POESIA

logo_escnr
0crest
profile-photo-wmarte-96x96logo_fundacio-catalana-recerca_280media,973,en
poesia
Principal Investigator:

José María Gómez Hidalgo


Contact:
buenaga<at>uem.es

Address:
C/ Tajo, s/n, 28670 Villaviciosa de Odón

Duration:
2002-2004

Project Page:

Introduction

Internet provides children access to pornography and other unsuitable content much more expeditious ways than other media. In order to improve the effectiveness of existing filters, introduced POESIA project that aims to develop and evaluate an open source tool for filtering material accessible via the Internet in educational settings.

Operation

POESIA (Public Open-source Environment for a Safer Internet Access) is a tool for filtering inappropriate content on the Internet, in educational settings. The software contains different filters that include pornography, internet channels and works in several languages ​​(English, Italian, Spanish and French.

This uses text analysis techniques, image processing, code analysis, etc..

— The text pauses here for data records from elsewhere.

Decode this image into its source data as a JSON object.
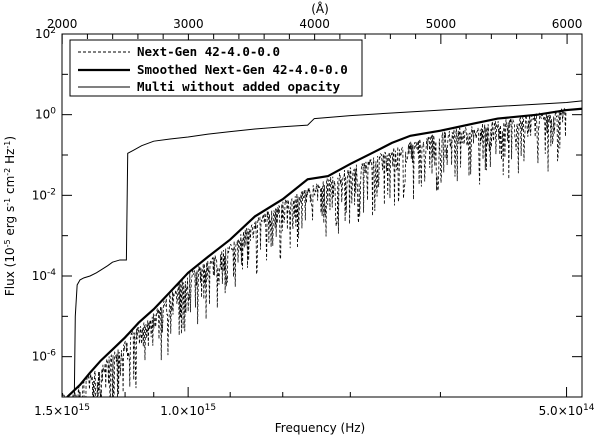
{
  "chart_data": {
    "type": "line",
    "title": "",
    "xlabel": "Frequency (Hz)",
    "ylabel_parts": [
      "Flux (10",
      "-5",
      " erg s",
      "-1",
      " cm",
      "-2",
      " Hz",
      "-1",
      ")"
    ],
    "x_scale": "reciprocal",
    "y_scale": "log",
    "xlim_hz": [
      1500000000000000.0,
      490000000000000.0
    ],
    "ylim": [
      1e-07,
      100
    ],
    "x_ticks": [
      {
        "value": 1500000000000000.0,
        "base": "1.5×10",
        "exp": "15"
      },
      {
        "value": 1000000000000000.0,
        "base": "1.0×10",
        "exp": "15"
      },
      {
        "value": 500000000000000.0,
        "base": "5.0×10",
        "exp": "14"
      }
    ],
    "y_ticks": [
      {
        "value": 1e-06,
        "base": "10",
        "exp": "-6"
      },
      {
        "value": 0.0001,
        "base": "10",
        "exp": "-4"
      },
      {
        "value": 0.01,
        "base": "10",
        "exp": "-2"
      },
      {
        "value": 1.0,
        "base": "10",
        "exp": "0"
      },
      {
        "value": 100.0,
        "base": "10",
        "exp": "2"
      }
    ],
    "top_axis": {
      "label": "(Å)",
      "ticks": [
        {
          "value": 2000,
          "label": "2000"
        },
        {
          "value": 3000,
          "label": "3000"
        },
        {
          "value": 4000,
          "label": "4000"
        },
        {
          "value": 5000,
          "label": "5000"
        },
        {
          "value": 6000,
          "label": "6000"
        }
      ]
    },
    "legend": {
      "placement": "top-left"
    },
    "series": [
      {
        "name": "Next-Gen 42-4.0-0.0",
        "style": "dashed",
        "points_hz_flux": [
          [
            1500000000000000.0,
            1e-07
          ],
          [
            1450000000000000.0,
            1e-07
          ],
          [
            1400000000000000.0,
            2e-07
          ],
          [
            1350000000000000.0,
            3e-07
          ],
          [
            1300000000000000.0,
            5e-07
          ],
          [
            1250000000000000.0,
            1e-06
          ],
          [
            1200000000000000.0,
            2e-06
          ],
          [
            1150000000000000.0,
            5e-06
          ],
          [
            1100000000000000.0,
            1e-05
          ],
          [
            1050000000000000.0,
            3e-05
          ],
          [
            1000000000000000.0,
            0.0001
          ],
          [
            950000000000000.0,
            0.0002
          ],
          [
            900000000000000.0,
            0.0005
          ],
          [
            850000000000000.0,
            0.002
          ],
          [
            800000000000000.0,
            0.006
          ],
          [
            750000000000000.0,
            0.015
          ],
          [
            700000000000000.0,
            0.04
          ],
          [
            650000000000000.0,
            0.12
          ],
          [
            600000000000000.0,
            0.3
          ],
          [
            550000000000000.0,
            0.6
          ],
          [
            520000000000000.0,
            0.9
          ],
          [
            500000000000000.0,
            1.2
          ]
        ]
      },
      {
        "name": "Smoothed Next-Gen 42-4.0-0.0",
        "style": "thick",
        "points_hz_flux": [
          [
            1470000000000000.0,
            1e-07
          ],
          [
            1400000000000000.0,
            2e-07
          ],
          [
            1350000000000000.0,
            4e-07
          ],
          [
            1300000000000000.0,
            8e-07
          ],
          [
            1250000000000000.0,
            1.5e-06
          ],
          [
            1200000000000000.0,
            3e-06
          ],
          [
            1150000000000000.0,
            7e-06
          ],
          [
            1100000000000000.0,
            1.5e-05
          ],
          [
            1050000000000000.0,
            4e-05
          ],
          [
            1000000000000000.0,
            0.00012
          ],
          [
            950000000000000.0,
            0.0003
          ],
          [
            900000000000000.0,
            0.0008
          ],
          [
            850000000000000.0,
            0.003
          ],
          [
            800000000000000.0,
            0.008
          ],
          [
            760000000000000.0,
            0.025
          ],
          [
            730000000000000.0,
            0.03
          ],
          [
            700000000000000.0,
            0.06
          ],
          [
            670000000000000.0,
            0.12
          ],
          [
            650000000000000.0,
            0.2
          ],
          [
            630000000000000.0,
            0.3
          ],
          [
            600000000000000.0,
            0.4
          ],
          [
            570000000000000.0,
            0.6
          ],
          [
            550000000000000.0,
            0.8
          ],
          [
            520000000000000.0,
            1.0
          ],
          [
            500000000000000.0,
            1.3
          ],
          [
            490000000000000.0,
            1.4
          ]
        ]
      },
      {
        "name": "Multi without added opacity",
        "style": "thin",
        "points_hz_flux": [
          [
            1430000000000000.0,
            1.2e-07
          ],
          [
            1425000000000000.0,
            1e-05
          ],
          [
            1415000000000000.0,
            6e-05
          ],
          [
            1400000000000000.0,
            8e-05
          ],
          [
            1380000000000000.0,
            9e-05
          ],
          [
            1350000000000000.0,
            0.0001
          ],
          [
            1320000000000000.0,
            0.00012
          ],
          [
            1300000000000000.0,
            0.00014
          ],
          [
            1270000000000000.0,
            0.00018
          ],
          [
            1250000000000000.0,
            0.00022
          ],
          [
            1220000000000000.0,
            0.00025
          ],
          [
            1195000000000000.0,
            0.00025
          ],
          [
            1190000000000000.0,
            0.11
          ],
          [
            1170000000000000.0,
            0.13
          ],
          [
            1140000000000000.0,
            0.17
          ],
          [
            1100000000000000.0,
            0.22
          ],
          [
            1050000000000000.0,
            0.25
          ],
          [
            1000000000000000.0,
            0.28
          ],
          [
            950000000000000.0,
            0.33
          ],
          [
            900000000000000.0,
            0.38
          ],
          [
            850000000000000.0,
            0.44
          ],
          [
            800000000000000.0,
            0.5
          ],
          [
            760000000000000.0,
            0.55
          ],
          [
            750000000000000.0,
            0.8
          ],
          [
            700000000000000.0,
            0.95
          ],
          [
            650000000000000.0,
            1.1
          ],
          [
            600000000000000.0,
            1.3
          ],
          [
            550000000000000.0,
            1.6
          ],
          [
            500000000000000.0,
            2.0
          ],
          [
            490000000000000.0,
            2.2
          ]
        ]
      }
    ]
  }
}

The software is designed to be implemented in educational settings such as libraries, classes, etc..

Entities involved in the development

Istituto di Linguistica Computazionale (Italy), Commissariat à l’Energie Atomique (France), Ecole Nouvelle d’Ingénieurs en Communication (France), M.E.T.A. S.r.l. (Italy), Universidad Europea UEM (Spain), University of Shffield (United Kingdom), Fundació Catalana per a la Recerca (Spain), PIXEL Associazione (Italy), Liverpool Hope University College (United Kingdom) and Telefónica.

System and architecture

POESIA used two different strategies. The first is the integration with various technologies, it is possible to POESIA is open-source.

The second is to nourish estregia external collaborations to achieve more effective filters and in several languages. This is achieved using additional technologies like SQUED, JigSaw, WEKA, etc..

For light filters are used VSM (Vector Space Model). For hard filters using a representation based on natural language using terminology, phrases, words and other specific content related to pornography. Just as semantic analysis techniques

Results

There is a prototype lightweight filter works in Spanish. The prototype has been designed based on in WEKA1 environment, the system proxy Bookseller Muffin and HTMLParser3.

Includes 26 coded in Java language classes and 2700 lines of code. Using the vector-binary model text rendering using a deny list.

In a test with 55 sites (27 were pornographic sites) gave a result of 0.941 to 0.806 pornographic and non-pornographic content. The results are promising.

Bibliography

For the light filter, a Vector Space Model (Salton, 1989) text representation has been selected, with stemming and stoplist filtering. A cost sensitive learn Gómez, J.M., M. Mana, y E. Puertas. 2000. Combining text and heuristics for cost-sensitive spam filtering. En Proceedings of the Fourth Computational Natural Language Learning Workshop, oNLL-2000, Lisbon, Portugal. Association for Computational Linguistics.

Gómez, J.M. 2002. Evaluating cost-sensitive unsolicited bulk email categorization. En Proceedings of the the ACM Symposium on Applied Computing.

Salton, G. 1989. Automatic Text Processing: The Transformation, Analysis and Retrieval of Information by Computer. Addison-Wesley.

Sebastiani, Fabrizio. 2002. Machine learning in automated text categorization. ACM Computing Surveys, 34(1):1–47.